For some unknown reason and on an undocumented date, in 1893 the Schrecks quitted Centralia and moved northward within the western part of Washington State to settle in Everett, Snohomish County. It was in that Puget Sound area city on 2/6/95 that Valentine underwent a medical examination looking toward gaining an increase in his existing $6 per month pension. The plan, however, went awry as instead of gaining a pension increase his existing stipend was cancelled on the grounds that his rheumatism, sciatic and piles (hemorrhoids) were not connected to his Civil War service and were, therefore, not “ratable” for receipt of a pension. Last paid in September/October, ’95, despite affidavit testimony that he needed to use crutches or a cane several months of the year in order to get around, on 4/8/96 his pension ceased. Thus began the lengthy process, which at one point included a letter being written to the Honorable F.W. Cushman of the U.S. House of Representatives, to have his pension status reinstated. In the meantime, life went on for the Schrecks.

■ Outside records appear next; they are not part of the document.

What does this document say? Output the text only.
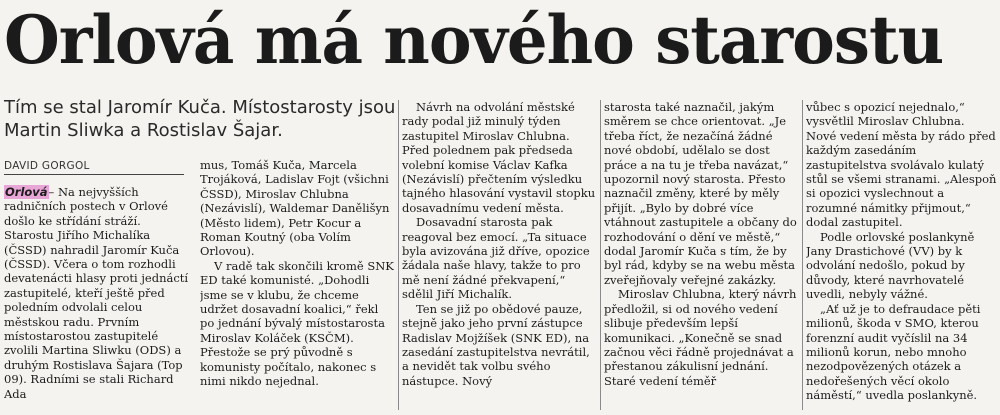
Orlová má nového starostu
Tím se stal Jaromír Kuča. Místostarosty jsou Martin Sliwka a Rostislav Šajar.
DAVID GORGOL

Orlová– Na nejvyšších radničních postech v Orlové došlo ke střídání stráží. Starostu Jiřího Michalíka (ČSSD) nahradil Jaromír Kuča (ČSSD). Včera o tom rozhodli devatenácti hlasy proti jednáctí zastupitelé, kteří ještě před poledním odvolali celou městskou radu. Prvním místostarostou zastupitelé zvolili Martina Sliwku (ODS) a druhým Rostislava Šajara (Top 09). Radními se stali Richard Ada

mus, Tomáš Kuča, Marcela Trojáková, Ladislav Fojt (všichni ČSSD), Miroslav Chlubna (Nezávislí), Waldemar Danělišyn (Město lidem), Petr Kocur a Roman Koutný (oba Volím Orlovou).

V radě tak skončili kromě SNK ED také komunisté. „Dohodli jsme se v klubu, že chceme udržet dosavadní koalici,“ řekl po jednání bývalý místostarosta Miroslav Koláček (KSČM). Přestože se prý původně s komunisty počítalo, nakonec s nimi nikdo nejednal.

Návrh na odvolání městské rady podal již minulý týden zastupitel Miroslav Chlubna. Před polednem pak předseda volební komise Václav Kafka (Nezávislí) přečtením výsledku tajného hlasování vystavil stopku dosavadnímu vedení města.

Dosavadní starosta pak reagoval bez emocí. „Ta situace byla avizována již dříve, opozice žádala naše hlavy, takže to pro mě není žádné překvapení,“ sdělil Jiří Michalík.

Ten se již po obědové pauze, stejně jako jeho první zástupce Radislav Mojžíšek (SNK ED), na zasedání zastupitelstva nevrátil, a nevidět tak volbu svého nástupce. Nový

starosta také naznačil, jakým směrem se chce orientovat. „Je třeba říct, že nezačíná žádné nové období, udělalo se dost práce a na tu je třeba navázat,“ upozornil nový starosta. Přesto naznačil změny, které by měly přijít. „Bylo by dobré více vtáhnout zastupitele a občany do rozhodování o dění ve městě,“ dodal Jaromír Kuča s tím, že by byl rád, kdyby se na webu města zveřejňovaly veřejné zakázky.

Miroslav Chlubna, který návrh předložil, si od nového vedení slibuje především lepší komunikaci. „Konečně se snad začnou věci řádně projednávat a přestanou zákulisní jednání. Staré vedení téměř

vůbec s opozicí nejednalo,“ vysvětlil Miroslav Chlubna. Nové vedení města by rádo před každým zasedáním zastupitelstva svolávalo kulatý stůl se všemi stranami. „Alespoň si opozici vyslechnout a rozumné námitky přijmout,“ dodal zastupitel.

Podle orlovské poslankyně Jany Drastichové (VV) by k odvolání nedošlo, pokud by důvody, které navrhovatelé uvedli, nebyly vážné.

„Ať už je to defraudace pěti milionů, škoda v SMO, kterou forenzní audit vyčíslil na 34 milionů korun, nebo mnoho nezodpovězených otázek a nedořešených věcí okolo náměstí,“ uvedla poslankyně.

1900. As of this census count Valentine and Alice were still in Everett with him remaining employed as a harness maker. In later years it would be claimed that he had obtained the position of janitor in the Snohomish County Court House in Everett as early as that same year, but a notation from 7/27/09 listed his occupation as “steaboatman.” However, during the census taken a year later, Valentine was employed in Everett as janitor in the courthouse while Alice was noted as a dressmaker working from her own “in home” shop.” The census would read the same for 1920.
On July 1, 1913 Valentine received a new pension. Initiated at $13 per month, during the years ahead it increased to $15, then to $19. By 1922 it had been upped to $22 per month.
In 1927 Valentine’s health began to fail dramatically. By February, 1928 this proved to be serious to a point where a request was made to have his pension jumped to $90 per months because for the past “two or three” months he had been bed ridden “a greater part of the time” with a professional nurse in attendance. These were conditions for which he was also under the care of a physician. On 10/10 that doctoral care became more intense and, on 10/25/28 Valentine, apparently at his home located at 1815 Lombard, Everett died. Cause of death was listed as atherosclerosis with attending heart trouble and dyspnea the latter of which he had struggled for one year. Contributing was “advanced age. At death the former Civil War artilleryman, homesteader, U.S. deputy marshal, harness maker steamboatman and retired janitor was aged 82 years, 3 months and 12 days. Burial was in Everett’s Evergreen Cemetery.
Following her husband’s passing Alice applied for and began receiving $30 per month of Valentine’s pension. That amount would ultimately reach $40 per month, the maximum that the widow of a Civil War veteran could receive.
In terms of her residence, Alice remained in she and Valentine Lombard Avenue home in Everett through the 1930 census but during the mid to late ‘30s she was noted as residing at two addresses in north Seattle in King County south of Everett. Both were apparently residences of her married daughter, Rose, now the Mrs. N.B. Allen.
Exactly where Alice was residing during the census of 1940 is not known. As of this writing data from that tally has not been released to the public. However, we do know that in 1941 she was back in Everett on Lombard Street.
Alice died in Everett on August 20, 1946. Burial was beside Valentine at Evergreen Cemetery in Everett.